After one week, J.P.'s condition had improved enough that he no longer required extracorporeal membrane oxygenation support, and he was able to go home to further recover and follow up with his local health care team.
"He happened to be on the short side of the distribution of ECMO runs. I think that his age helped him recover more quickly than others," says Dr. Bohman. "I can't help but think that luck was on his side too."
Dr. Zaied agrees. "He had a quick and remarkable course for someone on ECMO," he says. "He has some residual scarring on his lungs, but is back to about 95% functional capacity."
Four months after being hospitalized, J.P. reports that he tires more easily and occasionally is winded, but he is back to work.
"I really missed work. I didn't step into the restaurant for two months," says J.P. "My family has done so much for the past 20 years, and it has given me an amazing life.

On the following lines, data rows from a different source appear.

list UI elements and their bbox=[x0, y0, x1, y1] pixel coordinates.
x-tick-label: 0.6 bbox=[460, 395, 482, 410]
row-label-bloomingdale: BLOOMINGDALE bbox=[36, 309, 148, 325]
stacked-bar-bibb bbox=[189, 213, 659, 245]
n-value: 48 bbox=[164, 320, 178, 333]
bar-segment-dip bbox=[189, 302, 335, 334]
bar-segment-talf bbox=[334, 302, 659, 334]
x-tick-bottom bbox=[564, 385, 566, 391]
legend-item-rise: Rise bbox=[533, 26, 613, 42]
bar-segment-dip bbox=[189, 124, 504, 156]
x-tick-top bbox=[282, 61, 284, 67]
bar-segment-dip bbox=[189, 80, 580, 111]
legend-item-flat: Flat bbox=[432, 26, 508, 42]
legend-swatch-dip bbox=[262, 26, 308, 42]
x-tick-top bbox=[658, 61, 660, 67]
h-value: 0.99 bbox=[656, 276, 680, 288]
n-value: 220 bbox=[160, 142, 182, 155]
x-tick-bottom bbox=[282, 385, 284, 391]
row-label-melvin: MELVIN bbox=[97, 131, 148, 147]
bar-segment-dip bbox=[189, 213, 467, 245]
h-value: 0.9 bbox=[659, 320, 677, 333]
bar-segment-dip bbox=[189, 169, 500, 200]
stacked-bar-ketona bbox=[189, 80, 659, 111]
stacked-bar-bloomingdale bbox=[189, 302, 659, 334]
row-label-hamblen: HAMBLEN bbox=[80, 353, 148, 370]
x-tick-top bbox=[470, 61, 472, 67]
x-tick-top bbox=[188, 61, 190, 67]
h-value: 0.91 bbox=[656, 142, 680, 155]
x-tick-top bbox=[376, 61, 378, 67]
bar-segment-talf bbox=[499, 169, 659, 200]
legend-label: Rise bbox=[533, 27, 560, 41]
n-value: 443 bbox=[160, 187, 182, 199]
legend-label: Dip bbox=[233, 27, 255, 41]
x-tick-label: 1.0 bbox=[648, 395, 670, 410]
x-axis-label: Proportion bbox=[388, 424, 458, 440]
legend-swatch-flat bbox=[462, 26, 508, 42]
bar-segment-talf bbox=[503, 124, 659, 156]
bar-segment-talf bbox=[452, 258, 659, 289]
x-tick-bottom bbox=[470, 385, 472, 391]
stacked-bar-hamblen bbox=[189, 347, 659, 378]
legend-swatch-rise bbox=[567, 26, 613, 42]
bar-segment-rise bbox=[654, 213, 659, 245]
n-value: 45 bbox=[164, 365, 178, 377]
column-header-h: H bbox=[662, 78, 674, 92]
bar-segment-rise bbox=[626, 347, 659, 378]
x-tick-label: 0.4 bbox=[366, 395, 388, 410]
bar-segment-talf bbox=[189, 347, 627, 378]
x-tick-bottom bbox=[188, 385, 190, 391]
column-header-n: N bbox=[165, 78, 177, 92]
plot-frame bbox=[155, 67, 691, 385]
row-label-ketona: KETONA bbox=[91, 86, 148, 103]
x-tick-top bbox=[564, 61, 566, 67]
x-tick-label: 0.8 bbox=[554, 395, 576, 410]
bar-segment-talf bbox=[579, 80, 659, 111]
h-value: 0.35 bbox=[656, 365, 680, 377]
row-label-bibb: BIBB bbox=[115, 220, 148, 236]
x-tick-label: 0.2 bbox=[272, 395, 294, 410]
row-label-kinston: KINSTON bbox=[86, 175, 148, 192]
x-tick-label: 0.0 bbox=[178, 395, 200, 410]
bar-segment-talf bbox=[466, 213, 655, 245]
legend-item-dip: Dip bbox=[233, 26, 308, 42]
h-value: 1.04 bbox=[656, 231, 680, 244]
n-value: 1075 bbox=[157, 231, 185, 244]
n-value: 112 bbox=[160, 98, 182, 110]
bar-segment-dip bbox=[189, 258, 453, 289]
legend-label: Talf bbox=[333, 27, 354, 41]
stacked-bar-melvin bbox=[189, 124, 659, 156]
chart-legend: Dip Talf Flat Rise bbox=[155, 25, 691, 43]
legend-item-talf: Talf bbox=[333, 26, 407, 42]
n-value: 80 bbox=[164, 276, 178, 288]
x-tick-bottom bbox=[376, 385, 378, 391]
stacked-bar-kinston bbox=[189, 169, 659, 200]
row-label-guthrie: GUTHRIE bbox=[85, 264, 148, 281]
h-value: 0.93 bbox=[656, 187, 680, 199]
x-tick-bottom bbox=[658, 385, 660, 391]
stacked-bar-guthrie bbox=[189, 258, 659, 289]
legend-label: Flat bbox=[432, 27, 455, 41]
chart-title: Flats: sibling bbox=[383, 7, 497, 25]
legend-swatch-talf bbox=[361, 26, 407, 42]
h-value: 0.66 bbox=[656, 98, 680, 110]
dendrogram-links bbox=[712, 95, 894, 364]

Now it is my turn to do my part to do what I can at the restaurant."
Reflecting on J.P.'s case, Dr. Zaied stresses that teamwork was critical to his success.
"Taking care of someone as sick as Mr. Nunez was a team effort, and that includes doctors, nurses, respiratory therapists and so many others. You need an entire group of providers who are dedicated to providing the best care possible," says Dr. Zaied. "He was memorable for many of the front-line staff because he was so young and so sick. Some of the nurses who cared for him have seen him at his restaurant and start crying. It's very emotional for them."
It's emotional for J.P., as well.
"I'm really thankful to all the staff. I don't remember all their names, but there are so many great people that I wish I could shake their hands and thank them," says J.P. "They saved my life, and for that, I will always be grateful."